Storytelling is plainly powerful. It is a social-cultural custom of sharing stories often accompanied by spontaneous acts or details for embellishment. Such narratives are shared in each culture to communicate information, entertain the involved people, and also to bring values or morals across. Take TED talks for an example, with its philosophy centered around just that. According to Lara Stein, the Founder and Director of TEDx, “it’s about simplified, authentic storytelling.”
Stories in Psychology
Personally, I enjoyed storytelling from the get go when my parents made up weird plots about pirates walking around headless or about a rubber band being a character in a factory. These plots stuck. Another example is the car game “I packed my bag” (Kofferpacken), a memory game in which children fit things one by one in a shared narrative into an imaginary suitcase. Then they are challenged to memorize the growing list until one forgets an item and is out. Combined with gestures, the game is even more fun and the memory is boosted even more.

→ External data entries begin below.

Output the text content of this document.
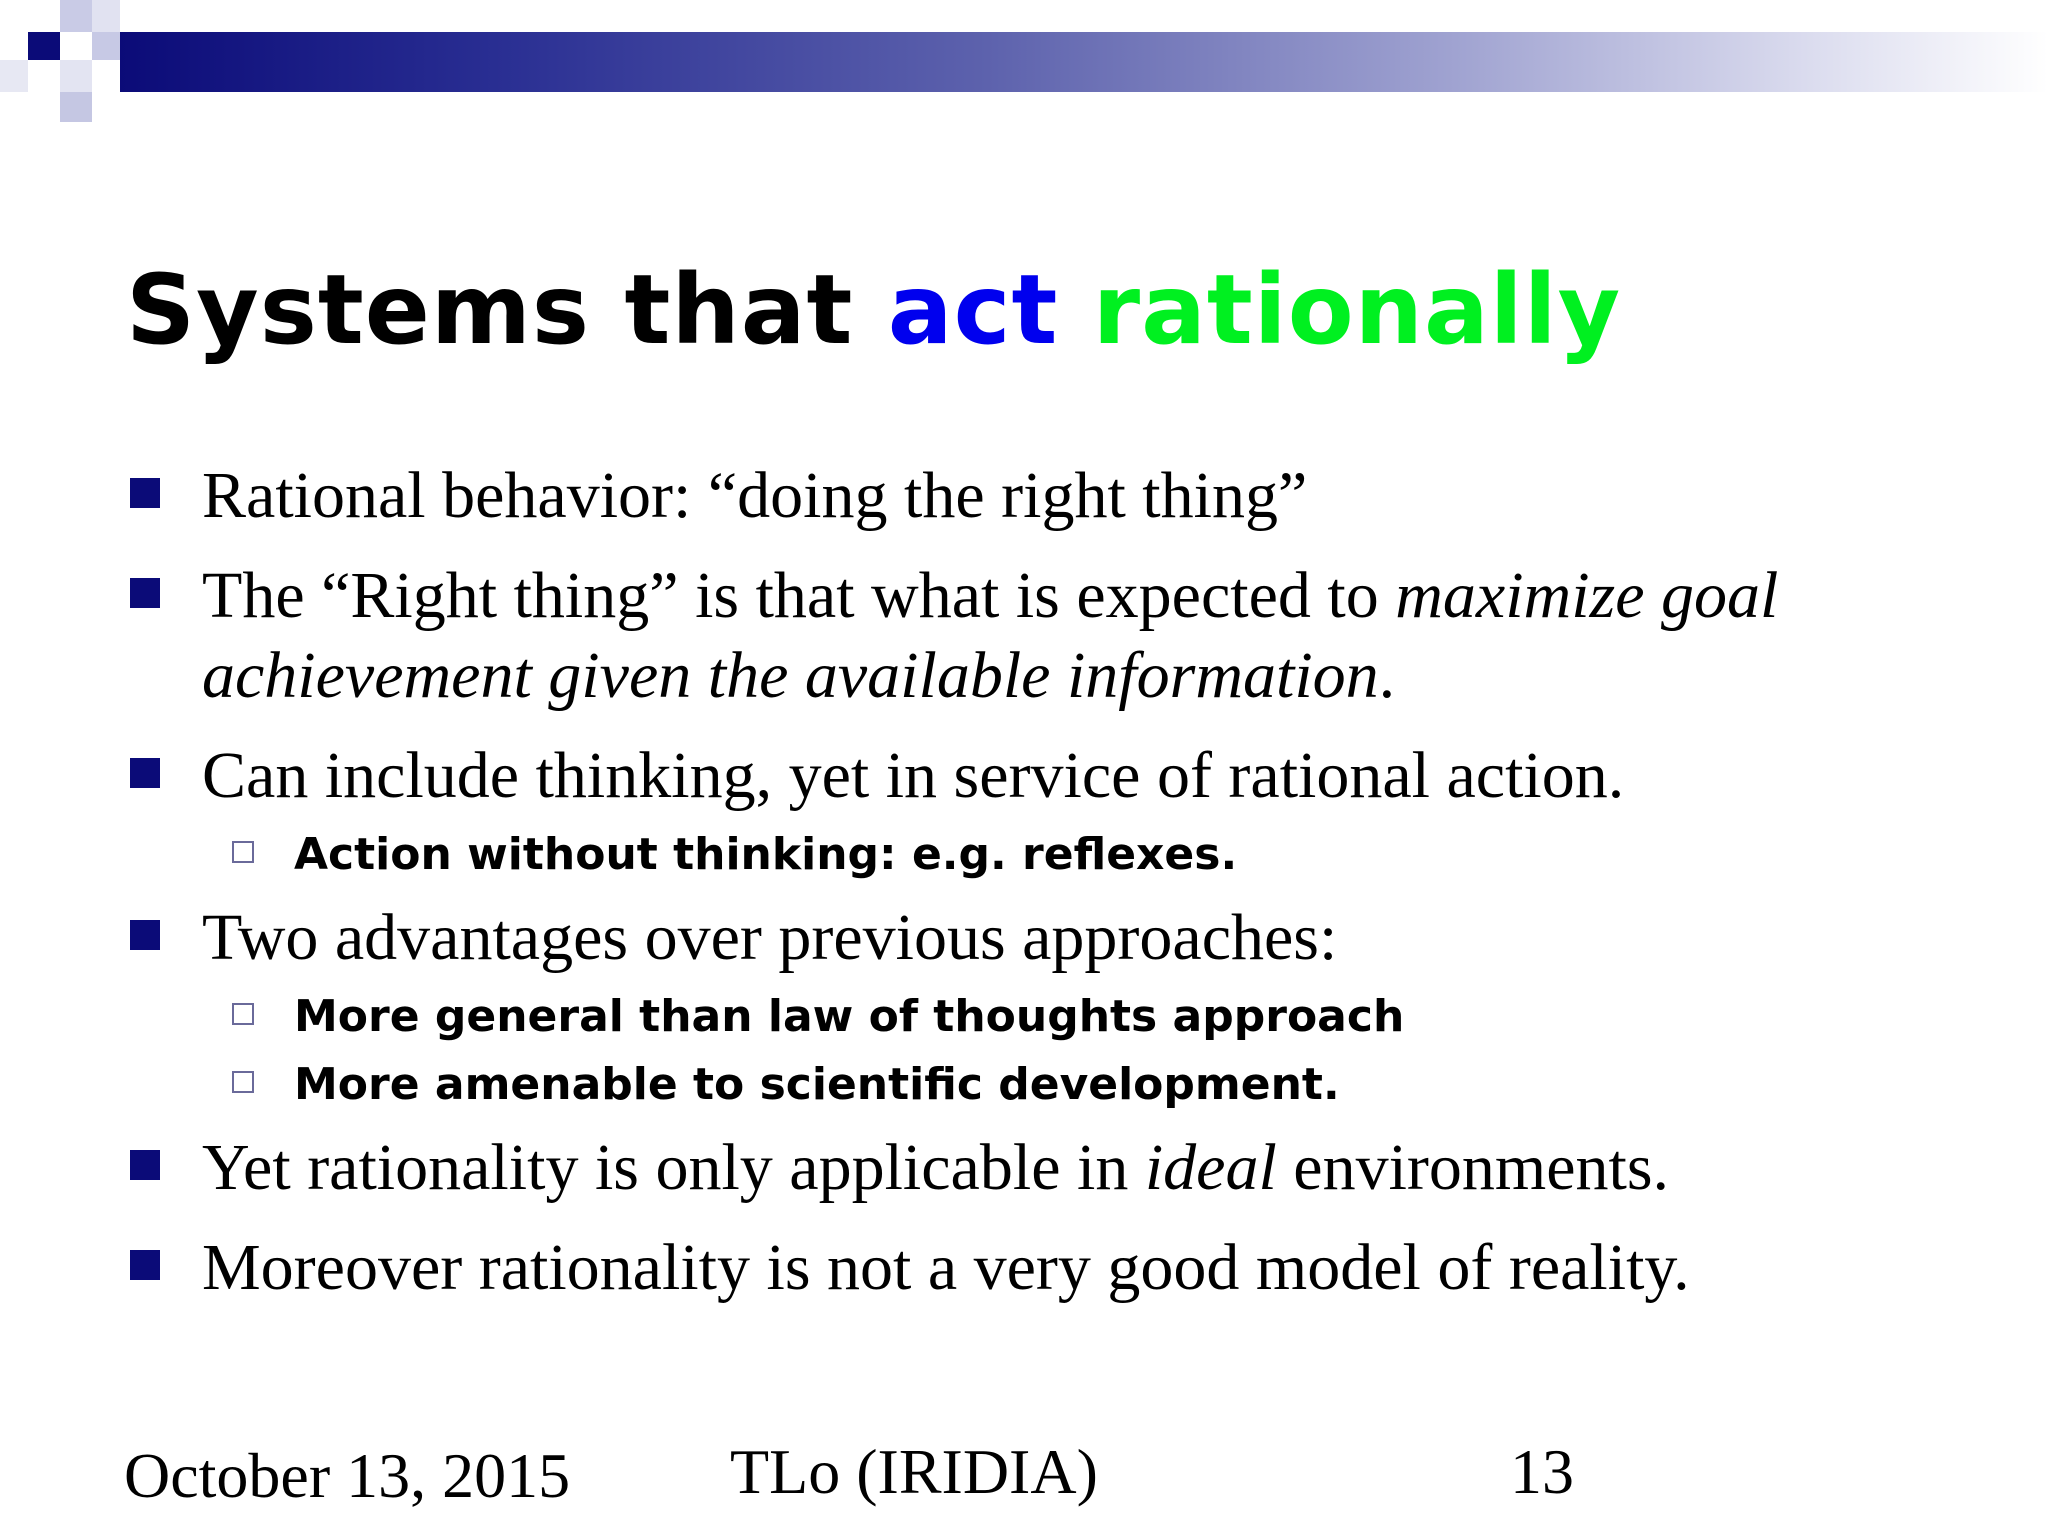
Systems that act rationally
Rational behavior: “doing the right thing”
The “Right thing” is that what is expected to maximize goal achievement given the available information.
Can include thinking, yet in service of rational action.
Action without thinking: e.g. reflexes.
Two advantages over previous approaches:
More general than law of thoughts approach
More amenable to scientific development.
Yet rationality is only applicable in ideal environments.
Moreover rationality is not a very good model of reality.
October 13, 2015 TLo (IRIDIA)	13
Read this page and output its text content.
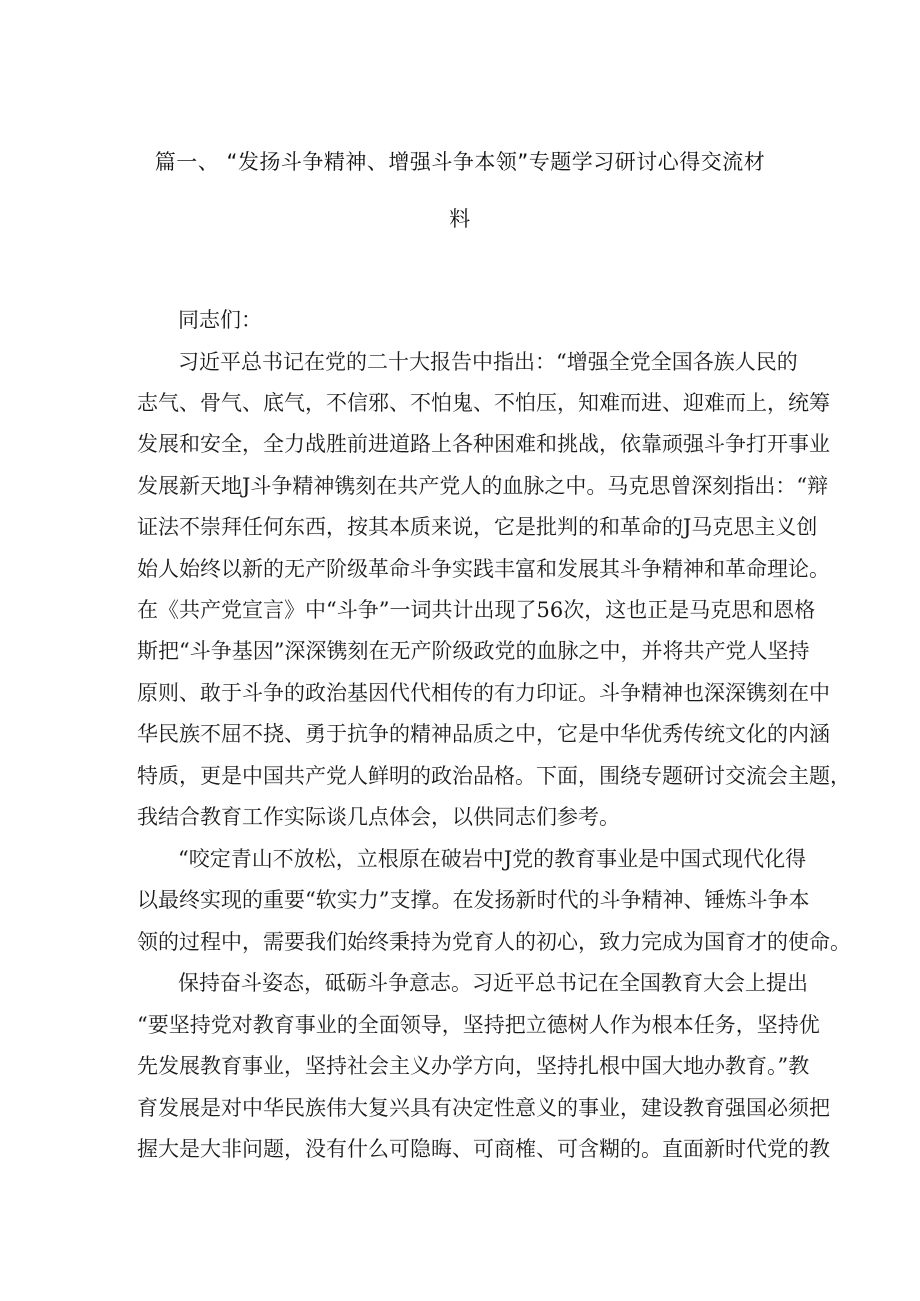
篇一、 “发扬斗争精神、增强斗争本领”专题学习研讨心得交流材
料
同志们：
习近平总书记在党的二十大报告中指出：“增强全党全国各族人民的
志气、骨气、底气，不信邪、不怕鬼、不怕压，知难而进、迎难而上，统筹
发展和安全，全力战胜前进道路上各种困难和挑战，依靠顽强斗争打开事业
发展新天地J斗争精神镌刻在共产党人的血脉之中。马克思曾深刻指出：“辩
证法不崇拜任何东西，按其本质来说，它是批判的和革命的J马克思主义创
始人始终以新的无产阶级革命斗争实践丰富和发展其斗争精神和革命理论。
在《共产党宣言》中“斗争”一词共计出现了56次，这也正是马克思和恩格
斯把“斗争基因”深深镌刻在无产阶级政党的血脉之中，并将共产党人坚持
原则、敢于斗争的政治基因代代相传的有力印证。斗争精神也深深镌刻在中
华民族不屈不挠、勇于抗争的精神品质之中，它是中华优秀传统文化的内涵
特质，更是中国共产党人鲜明的政治品格。下面，围绕专题研讨交流会主题，
我结合教育工作实际谈几点体会，以供同志们参考。
“咬定青山不放松，立根原在破岩中J党的教育事业是中国式现代化得
以最终实现的重要“软实力”支撑。在发扬新时代的斗争精神、锤炼斗争本
领的过程中，需要我们始终秉持为党育人的初心，致力完成为国育才的使命。
保持奋斗姿态，砥砺斗争意志。习近平总书记在全国教育大会上提出
“要坚持党对教育事业的全面领导，坚持把立德树人作为根本任务，坚持优
先发展教育事业，坚持社会主义办学方向，坚持扎根中国大地办教育。”教
育发展是对中华民族伟大复兴具有决定性意义的事业，建设教育强国必须把
握大是大非问题，没有什么可隐晦、可商榷、可含糊的。直面新时代党的教
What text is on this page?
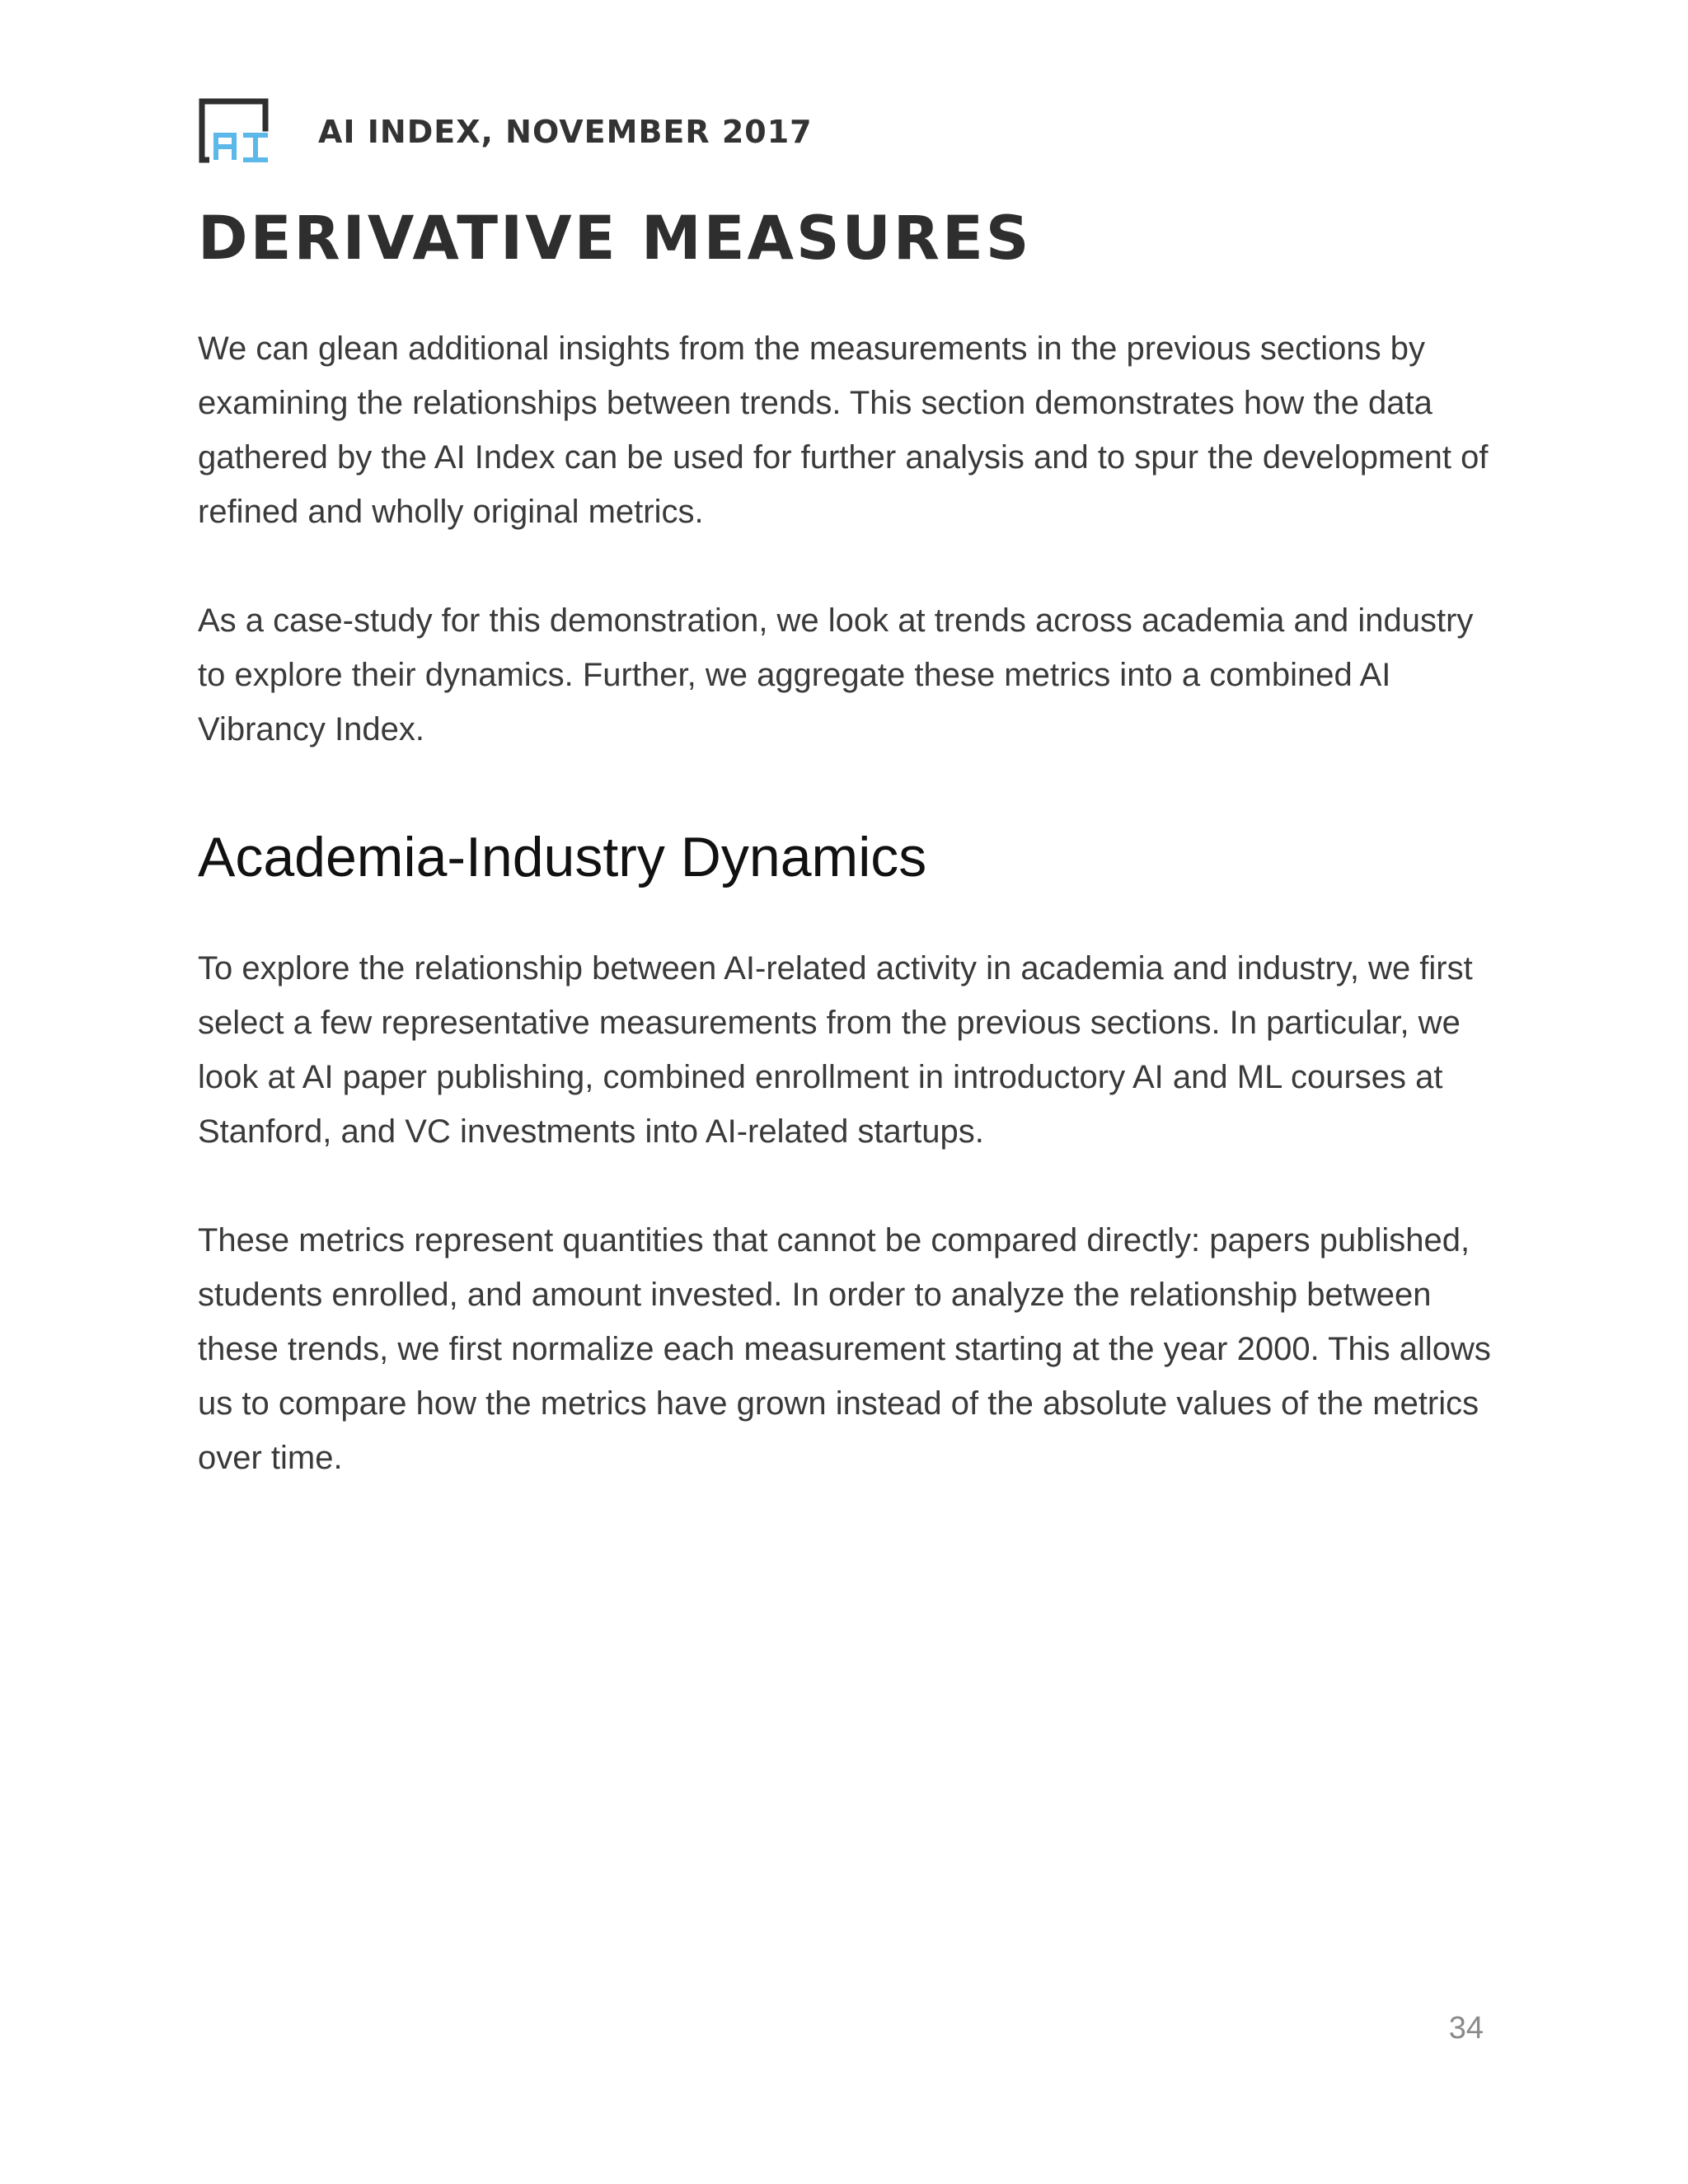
AI INDEX, NOVEMBER 2017
DERIVATIVE MEASURES

We can glean additional insights from the measurements in the previous sections by examining the relationships between trends. This section demonstrates how the data gathered by the AI Index can be used for further analysis and to spur the development of refined and wholly original metrics.

As a case-study for this demonstration, we look at trends across academia and industry to explore their dynamics. Further, we aggregate these metrics into a combined AI Vibrancy Index.

Academia-Industry Dynamics

To explore the relationship between AI-related activity in academia and industry, we first select a few representative measurements from the previous sections. In particular, we look at AI paper publishing, combined enrollment in introductory AI and ML courses at Stanford, and VC investments into AI-related startups.

These metrics represent quantities that cannot be compared directly: papers published, students enrolled, and amount invested. In order to analyze the relationship between these trends, we first normalize each measurement starting at the year 2000. This allows us to compare how the metrics have grown instead of the absolute values of the metrics over time.

34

Fortunately, I learned early enough about the usefulness of story lines for remembering a set of random items. Narratives can aid memory as outlined in this article. So next time you must memorize your shopping list, just imagine the butter and cornflakes falling in love, as the olive oil storms in to save them all with parchment paper.
Then professionally, I became mesmerized with the power of storytelling when I trained as a systemic therapist. I learned that therapists who worked with families (small systems) observed how re-telling problems has a positive impact on the situation. For instance, re-framing enuresis (bed-wetting) as “crying with the bladder” shifts the focus on the psychological factors in the presented issue. The example of the tearful bladder has been repeated in the literature for therapists. For instance, Neubauer et al (2004) pointed to the psychosomatic causes in enuresis in their scientific article. The same metaphor can be found in several textbooks on systemic therapy such as the Handbook of Systemic Psychotherapy by Fryszer and Schwing (2014) where wetting the bed is a metaphor for crying, and a symptom of a 12-year old who felt neglected by his parents.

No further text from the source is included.